Looper
I love the idea of time travel. I fantasize about it a great deal: going back and stopping 9/11; going forward and finding out the right lottery numbers; visiting ancient Greece to see the Parthenon in its original form; or to 1970s San Francisco to visit pre-AIDS Castro.
I’m always excited by time travel stories, from those great Star Trek episodes, to H.G. Wells’ The Time Machine, even to dorky shows like Quantum Leap. But when the time travel involves people visiting themselves in the past and trying to fix the future, things go awry, because the paradoxes start piling up.
I either get annoyed or I have to force myself to ignore the annoyances. I had to do this with the Terminator franchise and with Heroes; if I thought about it too much, I could poke holes in the plot and my enjoyment would stutter.
This is how I felt while watching Looper, the brainy, mostly thrilling new time travel thriller starring Joseph Gordon-Levitt as Bruce Willis’ younger self.
In 2074, mobsters use time machines to send their enemies 30 years back in time to be killed and disposed of by loopers.
Apparently, getting rid of murder victims is hard in the 2070s. Joe (Gordon-Levitt) is one such looper. He lives in Kansas in post-economic collapse United States (where 10 percent of the population have telekinesis), and he is banking his money to escape to France.
Suddenly, more and more loopers are “closing the loop,” the phrase for being forced to kill their 30-year-older selves in a violent method of contract fulfillment. But when Joe’s older self (Willis) arrives, old Joe manages to escape. Young Joe then has to track down old Joe while also being chased by the current era’s mobsters in charge of the whole looping outfit.
But old Joe is hunting down the little boys who possibly are going to become a man known as the Rainmaker, who is responsible for not only the whole rash of loop closings in the future but also the murder of old Joe’s wife. The mother of one of the potential Rainmakers is a farmer named Sarah, played by Emily Blunt.
The plot has all sorts of logical holes. The most irksome to me is that the looper has to kill the person in 2044. Why not kill the guy in 2074 and just send his body back to 2044 for disposal?
Or even better, just send the body back a few million years, maybe as food for a saber-toothed tiger. But then, of course, that would ruin the plot and the drama, which is centered on a middle-age man trying to convince his brash, younger self to think about his future.
In their one great scene together, old Joe seems to recognize the problem writer-director Rian Johnson has created.
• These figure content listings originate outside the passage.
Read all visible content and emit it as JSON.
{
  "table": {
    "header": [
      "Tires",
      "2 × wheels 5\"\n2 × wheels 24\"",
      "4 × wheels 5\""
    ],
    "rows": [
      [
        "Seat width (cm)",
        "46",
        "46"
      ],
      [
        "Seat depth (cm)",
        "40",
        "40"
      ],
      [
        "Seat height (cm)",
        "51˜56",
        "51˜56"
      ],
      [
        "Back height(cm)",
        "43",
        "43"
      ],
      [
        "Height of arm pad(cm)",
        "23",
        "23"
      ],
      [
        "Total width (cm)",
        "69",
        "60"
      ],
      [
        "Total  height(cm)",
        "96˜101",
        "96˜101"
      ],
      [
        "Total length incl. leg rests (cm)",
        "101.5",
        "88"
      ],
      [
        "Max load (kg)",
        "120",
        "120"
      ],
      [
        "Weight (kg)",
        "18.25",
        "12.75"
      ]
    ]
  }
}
He snaps at young Joe, “I don’t want to talk about time travel because if we start talking about it then we’re going to be here all day talking about it, making diagrams with straws.” Well, yes.
But if you ignore that and the straw diagrams, and just focus on the practical and moral crisis of the Joes, Sarah and her son Cid, then you’ll most likely find yourself immersed in one of the best original science fiction films of the last few years.
Johnson’s script, despite its time travelling logic, is complex but taut, managing to hit major themes about violence and loyalty and justice with great economy and with little needless, nerdy exposition. Johnson uses few special effects to create a fully-realized vision of a possible dystopian future, and his direction of his actors is similarly focused and unflashy.
Gordon-Levitt, despite being second billed to Willis, is the star, doing both a finely honed imitation (physically and affectively) of a young Willis and a great turn as a sexy, noir hitman full of pathos. (Johnson directed him as a teenage noir detective in Brick.)
As he has shown in Inception and The Dark Knight Rises, Gordon-Levitt is the current thinking man’s action hero. Willis is a little less believable as an older version of Gordon-Levitt’s Joe, but when he picks up a gun and starts going Die Hard on the bad guys, I was reminded of why he has had such star power.
Blunt is, as usual, better than her role; she makes the most out of what is essentially connective tissue for the plot.
But what she connects us to is Pierce Gagnon, who is only five but who plays Cid with creepy and articulate intensity. It’s hard to know if his performance is produced by an innate gift or by Johnson’s coaxing. Either way, he steals his scenes from everyone else in them. With luck, his future will be exceptional.